LOL, i am both dyslexic and have taken speed reading (the speed
reading actually masked my being diagnosed as dyslexic for quite a
while), but the light on dark does not work for me! I would doubt
that dyslexia would play into this much, it seems to root from a
deeper base difference in brain logic (more symbolic and less
linguistic), but ive not kept up much on the subject.
I think the most interesting fact is that the reading speed/
comprehension/retention curves were shifted lower with the light on
dark which indicated that it was affecting ALOT of the group, not
just a few badly.
Also you may not realize you are being slowed down or have a lower
comprehension! we got very different results when we just asked which
looked better or felt better! those results were all over the map!

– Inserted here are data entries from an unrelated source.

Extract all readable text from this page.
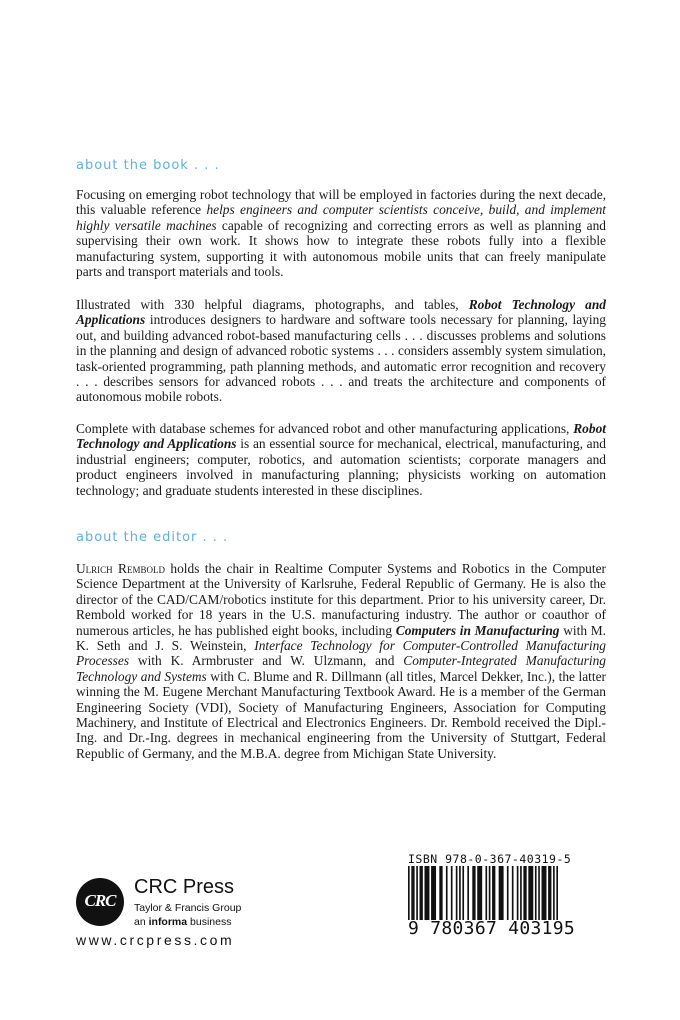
about the book . . .

Focusing on emerging robot technology that will be employed in factories during the next decade, this valuable reference helps engineers and computer scientists conceive, build, and implement highly versatile machines capable of recognizing and correcting errors as well as planning and supervising their own work. It shows how to integrate these robots fully into a flexible manufacturing system, supporting it with autonomous mobile units that can freely manipulate parts and transport materials and tools.

Illustrated with 330 helpful diagrams, photographs, and tables, Robot Technology and Applications introduces designers to hardware and software tools necessary for planning, laying out, and building advanced robot-based manufacturing cells . . . discusses problems and solutions in the planning and design of advanced robotic systems . . . considers assembly system simulation, task-oriented programming, path planning methods, and automatic error recognition and recovery . . . describes sensors for advanced robots . . . and treats the architecture and components of autonomous mobile robots.

Complete with database schemes for advanced robot and other manufacturing applications, Robot Technology and Applications is an essential source for mechanical, electrical, manufacturing, and industrial engineers; computer, robotics, and automation scientists; corporate managers and product engineers involved in manufacturing planning; physicists working on automation technology; and graduate students interested in these disciplines.

about the editor . . .

Ulrich Rembold holds the chair in Realtime Computer Systems and Robotics in the Computer Science Department at the University of Karlsruhe, Federal Republic of Germany. He is also the director of the CAD/CAM/robotics institute for this department. Prior to his university career, Dr. Rembold worked for 18 years in the U.S. manufacturing industry. The author or coauthor of numerous articles, he has published eight books, including Computers in Manufacturing with M. K. Seth and J. S. Weinstein, Interface Technology for Computer-Controlled Manufacturing Processes with K. Armbruster and W. Ulzmann, and Computer-Integrated Manufacturing Technology and Systems with C. Blume and R. Dillmann (all titles, Marcel Dekker, Inc.), the latter winning the M. Eugene Merchant Manufacturing Textbook Award. He is a member of the German Engineering Society (VDI), Society of Manufacturing Engineers, Association for Computing Machinery, and Institute of Electrical and Electronics Engineers. Dr. Rembold received the Dipl.-Ing. and Dr.-Ing. degrees in mechanical engineering from the University of Stuttgart, Federal Republic of Germany, and the M.B.A. degree from Michigan State University.

CRC
CRC Press
Taylor & Francis Group
an informa business
www.crcpress.com
ISBN 978-0-367-40319-5
9 780367 403195
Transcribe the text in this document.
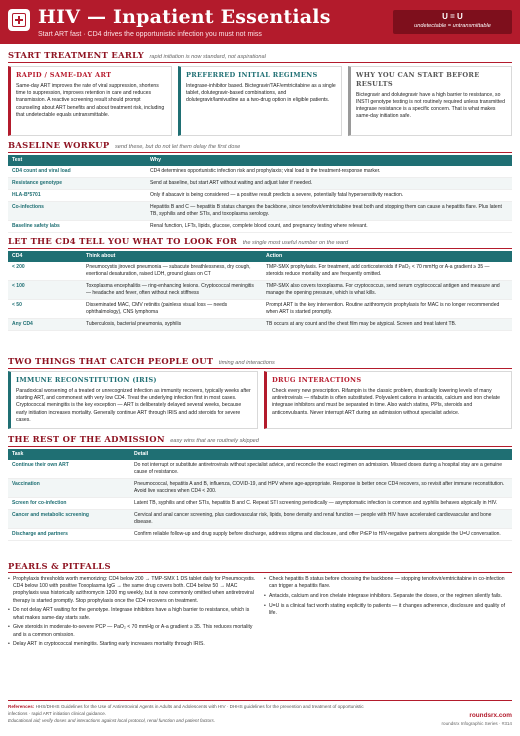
HIV — Inpatient Essentials
Start ART fast · CD4 drives the opportunistic infection you must not miss
U = U
undetectable = untransmittable
START TREATMENT EARLY rapid initiation is now standard, not aspirational
RAPID / SAME-DAY ART

Same-day ART improves the rate of viral suppression, shortens time to suppression, improves retention in care and reduces transmission. A reactive screening result should prompt counseling about ART benefits and about treatment risk, including that undetectable equals untransmittable.

PREFERRED INITIAL REGIMENS

Integrase-inhibitor based. Bictegravir/TAF/emtricitabine as a single tablet, dolutegravir-based combinations, and dolutegravir/lamivudine as a two-drug option in eligible patients.

WHY YOU CAN START BEFORE RESULTS

Bictegravir and dolutegravir have a high barrier to resistance, so INSTI genotype testing is not routinely required unless transmitted integrase resistance is a specific concern. That is what makes same-day initiation safe.

BASELINE WORKUP send these, but do not let them delay the first dose
Test	Why
CD4 count and viral load	CD4 determines opportunistic infection risk and prophylaxis; viral load is the treatment-response marker.
Resistance genotype	Send at baseline, but start ART without waiting and adjust later if needed.
HLA-B*5701	Only if abacavir is being considered — a positive result predicts a severe, potentially fatal hypersensitivity reaction.
Co-infections	Hepatitis B and C — hepatitis B status changes the backbone, since tenofovir/emtricitabine treat both and stopping them can cause a hepatitis flare. Plus latent TB, syphilis and other STIs, and toxoplasma serology.
Baseline safety labs	Renal function, LFTs, lipids, glucose, complete blood count, and pregnancy testing where relevant.
LET THE CD4 TELL YOU WHAT TO LOOK FOR the single most useful number on the ward
CD4	Think about	Action
< 200	Pneumocystis jirovecii pneumonia — subacute breathlessness, dry cough, exertional desaturation, raised LDH, ground glass on CT	TMP-SMX prophylaxis. For treatment, add corticosteroids if PaO₂ < 70 mmHg or A-a gradient ≥ 35 — steroids reduce mortality and are frequently omitted.
< 100	Toxoplasma encephalitis — ring-enhancing lesions. Cryptococcal meningitis — headache and fever, often without neck stiffness	TMP-SMX also covers toxoplasma. For cryptococcus, send serum cryptococcal antigen and measure and manage the opening pressure, which is what kills.
< 50	Disseminated MAC, CMV retinitis (painless visual loss — needs ophthalmology), CNS lymphoma	Prompt ART is the key intervention. Routine azithromycin prophylaxis for MAC is no longer recommended when ART is started promptly.
Any CD4	Tuberculosis, bacterial pneumonia, syphilis	TB occurs at any count and the chest film may be atypical. Screen and treat latent TB.
TWO THINGS THAT CATCH PEOPLE OUT timing and interactions
IMMUNE RECONSTITUTION (IRIS)

Paradoxical worsening of a treated or unrecognized infection as immunity recovers, typically weeks after starting ART, and commonest with very low CD4. Treat the underlying infection first in most cases. Cryptococcal meningitis is the key exception — ART is deliberately delayed several weeks, because early initiation increases mortality. Generally continue ART through IRIS and add steroids for severe cases.

DRUG INTERACTIONS

Check every new prescription. Rifampin is the classic problem, drastically lowering levels of many antiretrovirals — rifabutin is often substituted. Polyvalent cations in antacids, calcium and iron chelate integrase inhibitors and must be separated in time. Also watch statins, PPIs, steroids and anticonvulsants. Never interrupt ART during an admission without specialist advice.

THE REST OF THE ADMISSION easy wins that are routinely skipped
Task	Detail
Continue their own ART	Do not interrupt or substitute antiretrovirals without specialist advice, and reconcile the exact regimen on admission. Missed doses during a hospital stay are a genuine cause of resistance.
Vaccination	Pneumococcal, hepatitis A and B, influenza, COVID-19, and HPV where age-appropriate. Response is better once CD4 recovers, so revisit after immune reconstitution. Avoid live vaccines when CD4 < 200.
Screen for co-infection	Latent TB, syphilis and other STIs, hepatitis B and C. Repeat STI screening periodically — asymptomatic infection is common and syphilis behaves atypically in HIV.
Cancer and metabolic screening	Cervical and anal cancer screening, plus cardiovascular risk, lipids, bone density and renal function — people with HIV have accelerated cardiovascular and bone disease.
Discharge and partners	Confirm reliable follow-up and drug supply before discharge, address stigma and disclosure, and offer PrEP to HIV-negative partners alongside the U=U conversation.
PEARLS & PITFALLS
• Prophylaxis thresholds worth memorizing: CD4 below 200 → TMP-SMX 1 DS tablet daily for Pneumocystis. CD4 below 100 with positive Toxoplasma IgG → the same drug covers both. CD4 below 50 → MAC prophylaxis was historically azithromycin 1200 mg weekly, but is now commonly omitted when antiretroviral therapy is started promptly. Stop prophylaxis once the CD4 recovers on treatment.
• Do not delay ART waiting for the genotype. Integrase inhibitors have a high barrier to resistance, which is what makes same-day starts safe.
• Give steroids in moderate-to-severe PCP — PaO₂ < 70 mmHg or A-a gradient ≥ 35. This reduces mortality and is a common omission.
• Delay ART in cryptococcal meningitis. Starting early increases mortality through IRIS.
• Check hepatitis B status before choosing the backbone — stopping tenofovir/emtricitabine in co-infection can trigger a hepatitis flare.
• Antacids, calcium and iron chelate integrase inhibitors. Separate the doses, or the regimen silently fails.
• U=U is a clinical fact worth stating explicitly to patients — it changes adherence, disclosure and quality of life.
References: HHS/DHHS Guidelines for the Use of Antiretroviral Agents in Adults and Adolescents with HIV · DHHS guidelines for the prevention and treatment of opportunistic infections · rapid ART initiation clinical guidance.
Educational aid; verify doses and interactions against local protocol, renal function and patient factors.
roundsrx.com
roundsrx Infographic Series · #314
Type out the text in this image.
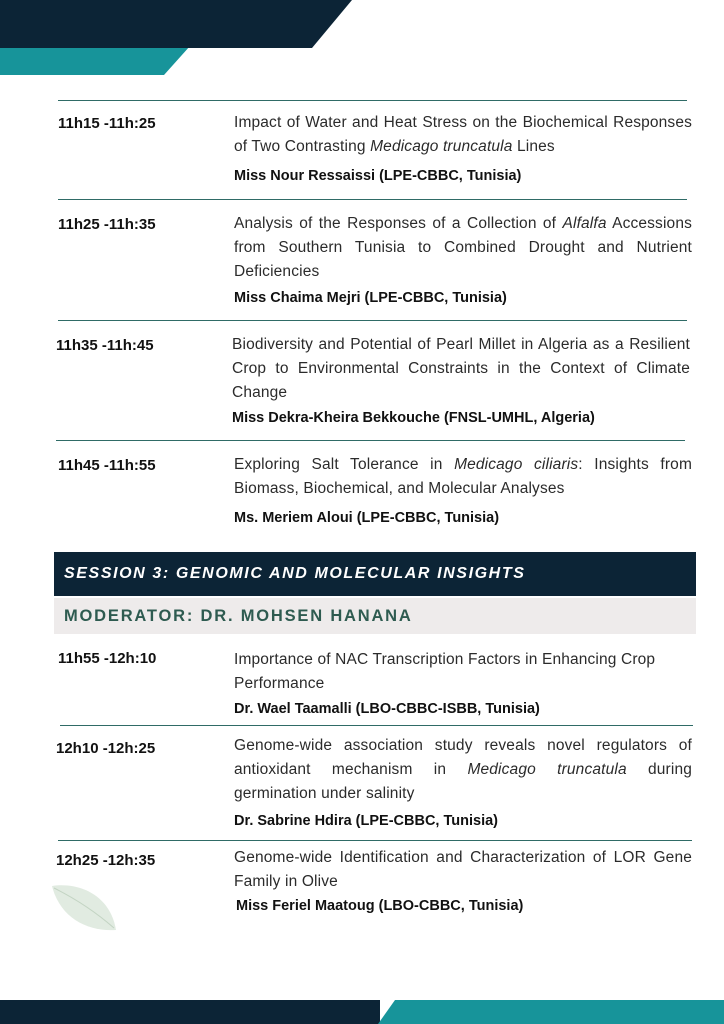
11h15 -11h:25	Impact of Water and Heat Stress on the Biochemical Responses of Two Contrasting Medicago truncatula Lines
Miss Nour Ressaissi (LPE-CBBC, Tunisia)
11h25 -11h:35	Analysis of the Responses of a Collection of Alfalfa Accessions from Southern Tunisia to Combined Drought and Nutrient Deficiencies
Miss Chaima Mejri (LPE-CBBC, Tunisia)
11h35 -11h:45	Biodiversity and Potential of Pearl Millet in Algeria as a Resilient Crop to Environmental Constraints in the Context of Climate Change
Miss Dekra-Kheira Bekkouche (FNSL-UMHL, Algeria)
11h45 -11h:55	Exploring Salt Tolerance in Medicago ciliaris: Insights from Biomass, Biochemical, and Molecular Analyses
Ms. Meriem Aloui (LPE-CBBC, Tunisia)
SESSION 3: GENOMIC AND MOLECULAR INSIGHTS
MODERATOR: DR. MOHSEN HANANA
11h55 -12h:10	Importance of NAC Transcription Factors in Enhancing Crop Performance
Dr. Wael Taamalli (LBO-CBBC-ISBB, Tunisia)
12h10 -12h:25	Genome-wide association study reveals novel regulators of antioxidant mechanism in Medicago truncatula during germination under salinity
Dr. Sabrine Hdira (LPE-CBBC, Tunisia)
12h25 -12h:35	Genome-wide Identification and Characterization of LOR Gene Family in Olive
Miss Feriel Maatoug (LBO-CBBC, Tunisia)
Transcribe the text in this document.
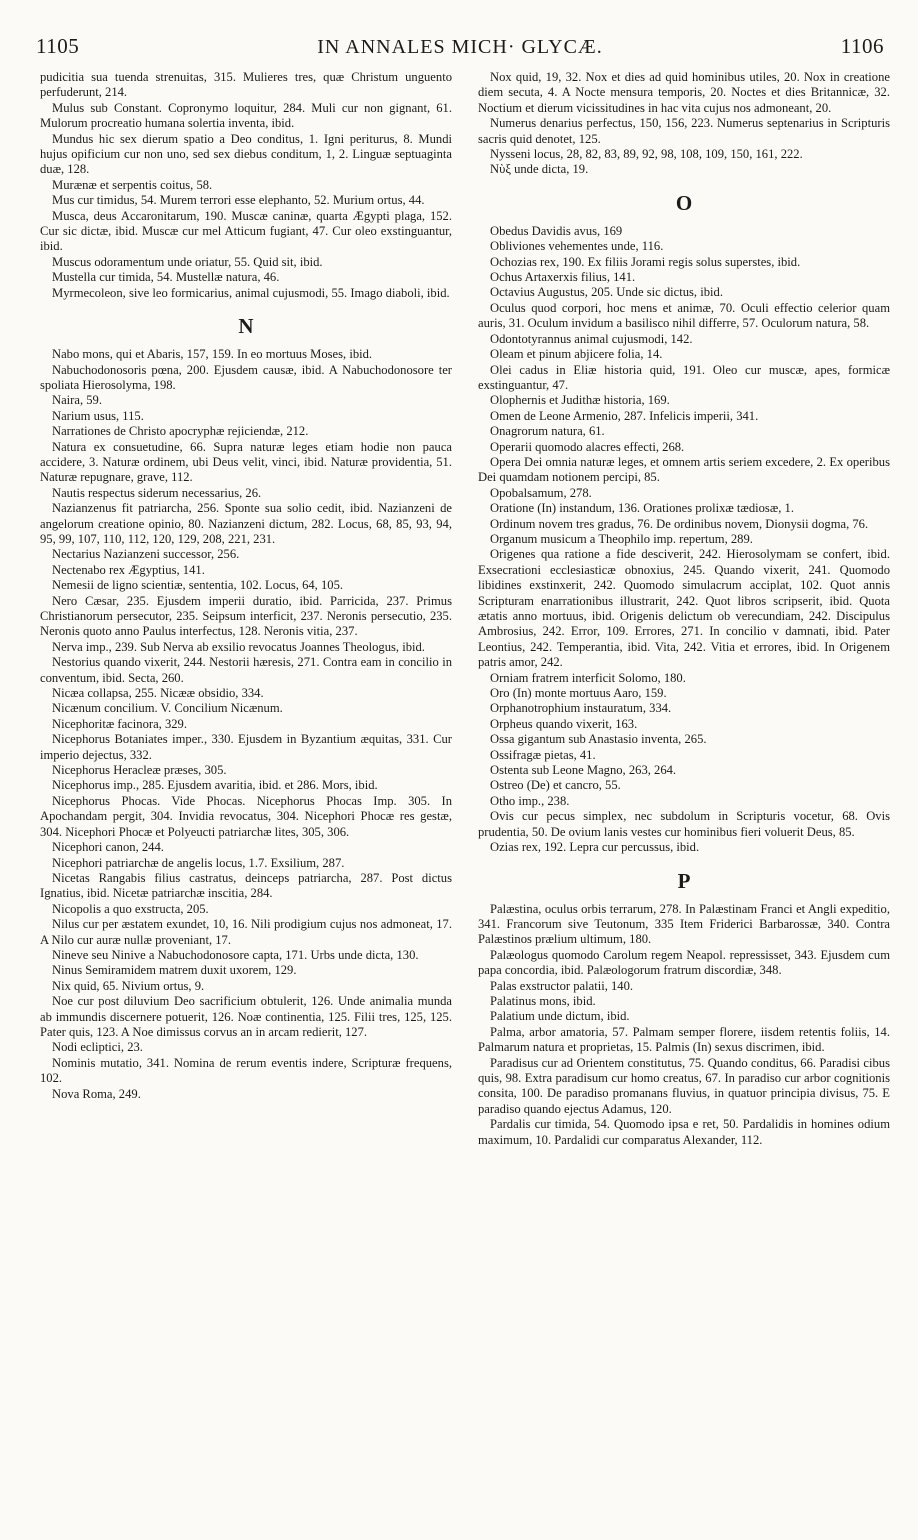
1105	IN ANNALES MICH· GLYCÆ.	1106

pudicitia sua tuenda strenuitas, 315. Mulieres tres, quæ Christum unguento perfuderunt, 214.

Mulus sub Constant. Copronymo loquitur, 284. Muli cur non gignant, 61. Mulorum procreatio humana solertia inventa, ibid.

Mundus hic sex dierum spatio a Deo conditus, 1. Igni periturus, 8. Mundi hujus opificium cur non uno, sed sex diebus conditum, 1, 2. Linguæ septuaginta duæ, 128.

Murænæ et serpentis coitus, 58.

Mus cur timidus, 54. Murem terrori esse elephanto, 52. Murium ortus, 44.

Musca, deus Accaronitarum, 190. Muscæ caninæ, quarta Ægypti plaga, 152. Cur sic dictæ, ibid. Muscæ cur mel Atticum fugiant, 47. Cur oleo exstinguantur, ibid.

Muscus odoramentum unde oriatur, 55. Quid sit, ibid.

Mustella cur timida, 54. Mustellæ natura, 46.

Myrmecoleon, sive leo formicarius, animal cujusmodi, 55. Imago diaboli, ibid.

N

Nabo mons, qui et Abaris, 157, 159. In eo mortuus Moses, ibid.

Nabuchodonosoris pœna, 200. Ejusdem causæ, ibid. A Nabuchodonosore ter spoliata Hierosolyma, 198.

Naira, 59.

Narium usus, 115.

Narrationes de Christo apocryphæ rejiciendæ, 212.

Natura ex consuetudine, 66. Supra naturæ leges etiam hodie non pauca accidere, 3. Naturæ ordinem, ubi Deus velit, vinci, ibid. Naturæ providentia, 51. Naturæ repugnare, grave, 112.

Nautis respectus siderum necessarius, 26.

Nazianzenus fit patriarcha, 256. Sponte sua solio cedit, ibid. Nazianzeni de angelorum creatione opinio, 80. Nazianzeni dictum, 282. Locus, 68, 85, 93, 94, 95, 99, 107, 110, 112, 120, 129, 208, 221, 231.

Nectarius Nazianzeni successor, 256.

Nectenabo rex Ægyptius, 141.

Nemesii de ligno scientiæ, sententia, 102. Locus, 64, 105.

Nero Cæsar, 235. Ejusdem imperii duratio, ibid. Parricida, 237. Primus Christianorum persecutor, 235. Seipsum interficit, 237. Neronis persecutio, 235. Neronis quoto anno Paulus interfectus, 128. Neronis vitia, 237.

Nerva imp., 239. Sub Nerva ab exsilio revocatus Joannes Theologus, ibid.

Nestorius quando vixerit, 244. Nestorii hæresis, 271. Contra eam in concilio in conventum, ibid. Secta, 260.

Nicæa collapsa, 255. Nicææ obsidio, 334.

Nicænum concilium. V. Concilium Nicænum.

Nicephoritæ facinora, 329.

Nicephorus Botaniates imper., 330. Ejusdem in Byzantium æquitas, 331. Cur imperio dejectus, 332.

Nicephorus Heracleæ præses, 305.

Nicephorus imp., 285. Ejusdem avaritia, ibid. et 286. Mors, ibid.

Nicephorus Phocas. Vide Phocas. Nicephorus Phocas Imp. 305. In Apochandam pergit, 304. Invidia revocatus, 304. Nicephori Phocæ res gestæ, 304. Nicephori Phocæ et Polyeucti patriarchæ lites, 305, 306.

Nicephori canon, 244.

Nicephori patriarchæ de angelis locus, 1.7. Exsilium, 287.

Nicetas Rangabis filius castratus, deinceps patriarcha, 287. Post dictus Ignatius, ibid. Nicetæ patriarchæ inscitia, 284.

Nicopolis a quo exstructa, 205.

Nilus cur per æstatem exundet, 10, 16. Nili prodigium cujus nos admoneat, 17. A Nilo cur auræ nullæ proveniant, 17.

Nineve seu Ninive a Nabuchodonosore capta, 171. Urbs unde dicta, 130.

Ninus Semiramidem matrem duxit uxorem, 129.

Nix quid, 65. Nivium ortus, 9.

Noe cur post diluvium Deo sacrificium obtulerit, 126. Unde animalia munda ab immundis discernere potuerit, 126. Noæ continentia, 125. Filii tres, 125, 125. Pater quis, 123. A Noe dimissus corvus an in arcam redierit, 127.

Nodi ecliptici, 23.

Nominis mutatio, 341. Nomina de rerum eventis indere, Scripturæ frequens, 102.

Nova Roma, 249.

Nox quid, 19, 32. Nox et dies ad quid hominibus utiles, 20. Nox in creatione diem secuta, 4. A Nocte mensura temporis, 20. Noctes et dies Britannicæ, 32. Noctium et dierum vicissitudines in hac vita cujus nos admoneant, 20.

Numerus denarius perfectus, 150, 156, 223. Numerus septenarius in Scripturis sacris quid denotet, 125.

Nysseni locus, 28, 82, 83, 89, 92, 98, 108, 109, 150, 161, 222.

Nὺξ unde dicta, 19.

O

Obedus Davidis avus, 169

Obliviones vehementes unde, 116.

Ochozias rex, 190. Ex filiis Jorami regis solus superstes, ibid.

Ochus Artaxerxis filius, 141.

Octavius Augustus, 205. Unde sic dictus, ibid.

Oculus quod corpori, hoc mens et animæ, 70. Oculi effectio celerior quam auris, 31. Oculum invidum a basilisco nihil differre, 57. Oculorum natura, 58.

Odontotyrannus animal cujusmodi, 142.

Oleam et pinum abjicere folia, 14.

Olei cadus in Eliæ historia quid, 191. Oleo cur muscæ, apes, formicæ exstinguantur, 47.

Olophernis et Judithæ historia, 169.

Omen de Leone Armenio, 287. Infelicis imperii, 341.

Onagrorum natura, 61.

Operarii quomodo alacres effecti, 268.

Opera Dei omnia naturæ leges, et omnem artis seriem excedere, 2. Ex operibus Dei quamdam notionem percipi, 85.

Opobalsamum, 278.

Oratione (In) instandum, 136. Orationes prolixæ tædiosæ, 1.

Ordinum novem tres gradus, 76. De ordinibus novem, Dionysii dogma, 76.

Organum musicum a Theophilo imp. repertum, 289.

Origenes qua ratione a fide desciverit, 242. Hierosolymam se confert, ibid. Exsecrationi ecclesiasticæ obnoxius, 245. Quando vixerit, 241. Quomodo libidines exstinxerit, 242. Quomodo simulacrum acciplat, 102. Quot annis Scripturam enarrationibus illustrarit, 242. Quot libros scripserit, ibid. Quota ætatis anno mortuus, ibid. Origenis delictum ob verecundiam, 242. Discipulus Ambrosius, 242. Error, 109. Errores, 271. In concilio v damnati, ibid. Pater Leontius, 242. Temperantia, ibid. Vita, 242. Vitia et errores, ibid. In Origenem patris amor, 242.

Orniam fratrem interficit Solomo, 180.

Oro (In) monte mortuus Aaro, 159.

Orphanotrophium instauratum, 334.

Orpheus quando vixerit, 163.

Ossa gigantum sub Anastasio inventa, 265.

Ossifragæ pietas, 41.

Ostenta sub Leone Magno, 263, 264.

Ostreo (De) et cancro, 55.

Otho imp., 238.

Ovis cur pecus simplex, nec subdolum in Scripturis vocetur, 68. Ovis prudentia, 50. De ovium lanis vestes cur hominibus fieri voluerit Deus, 85.

Ozias rex, 192. Lepra cur percussus, ibid.

P

Palæstina, oculus orbis terrarum, 278. In Palæstinam Franci et Angli expeditio, 341. Francorum sive Teutonum, 335 Item Friderici Barbarossæ, 340. Contra Palæstinos prælium ultimum, 180.

Palæologus quomodo Carolum regem Neapol. repressisset, 343. Ejusdem cum papa concordia, ibid. Palæologorum fratrum discordiæ, 348.

Palas exstructor palatii, 140.

Palatinus mons, ibid.

Palatium unde dictum, ibid.

Palma, arbor amatoria, 57. Palmam semper florere, iisdem retentis foliis, 14. Palmarum natura et proprietas, 15. Palmis (In) sexus discrimen, ibid.

Paradisus cur ad Orientem constitutus, 75. Quando conditus, 66. Paradisi cibus quis, 98. Extra paradisum cur homo creatus, 67. In paradiso cur arbor cognitionis consita, 100. De paradiso promanans fluvius, in quatuor principia divisus, 75. E paradiso quando ejectus Adamus, 120.

Pardalis cur timida, 54. Quomodo ipsa e ret, 50. Pardalidis in homines odium maximum, 10. Pardalidi cur comparatus Alexander, 112.
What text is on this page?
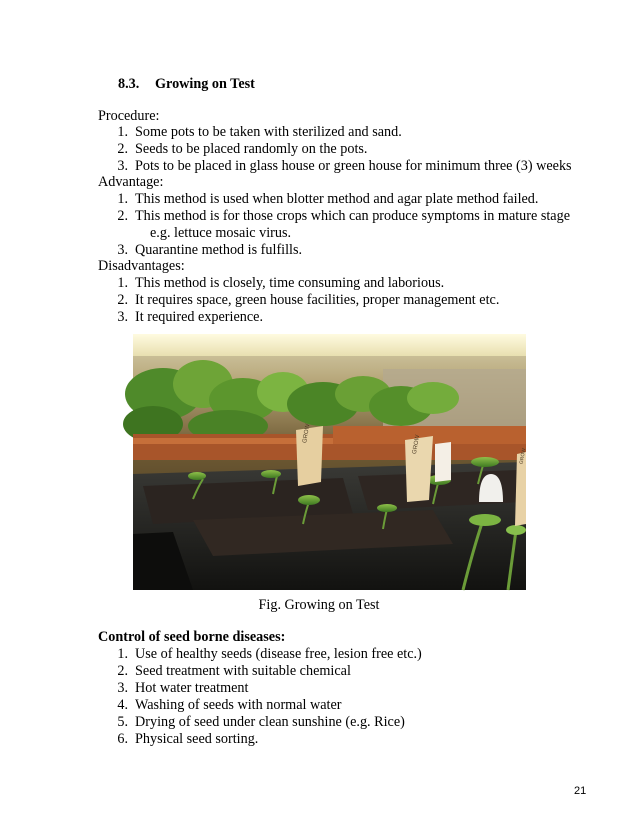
8.3. Growing on Test
Procedure:
1. Some pots to be taken with sterilized and sand.
2. Seeds to be placed randomly on the pots.
3. Pots to be placed in glass house or green house for minimum three (3) weeks
Advantage:
1. This method is used when blotter method and agar plate method failed.
2. This method is for those crops which can produce symptoms in mature stage
e.g. lettuce mosaic virus.
3. Quarantine method is fulfills.
Disadvantages:
1. This method is closely, time consuming and laborious.
2. It requires space, green house facilities, proper management etc.
3. It required experience.
GROW
GROW
GROW
Fig. Growing on Test
Control of seed borne diseases:
1. Use of healthy seeds (disease free, lesion free etc.)
2. Seed treatment with suitable chemical
3. Hot water treatment
4. Washing of seeds with normal water
5. Drying of seed under clean sunshine (e.g. Rice)
6. Physical seed sorting.
21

Thats why we spent the money to do the study. While it was not quite
at the level study to get published, it was done well and to a level
to draw conclusions from for our practical uses. There was some
published work on this, but studies varied in their scope and
questions asked. most early studies pointed to dark on light being
much better. some later studies showed little difference, but there
was a lot of debate and and a lot of potential variables to control
for, thus we did the study to look at our use in our target population.
cheers,
jeff
On Aug 17, 2007, at 1:00 PM, use-revolution-request at lists.runrev.com
wrote:
>> Turns out black on white wins way over the reverse or messing with
>> either text or bg color much.
>
>
> Very interesting, and as others have pointed out, if you spend more
> time
> doing the same thing then there's no point. I do wonder though if
> that study
> took into account lysdexia;-) I am, and my youngest son is even
> more so, and
> neither of us had any trouble with white on black. My wife on the
> other hand
> is one of those speed readers, she can't stand white on black. I'm
> wondering
> if any of the others here who don't mind white on black are
> lysdexic;-) I
> wonder about colour blindness too?
>
> In the end I guess it comes down to what works for you.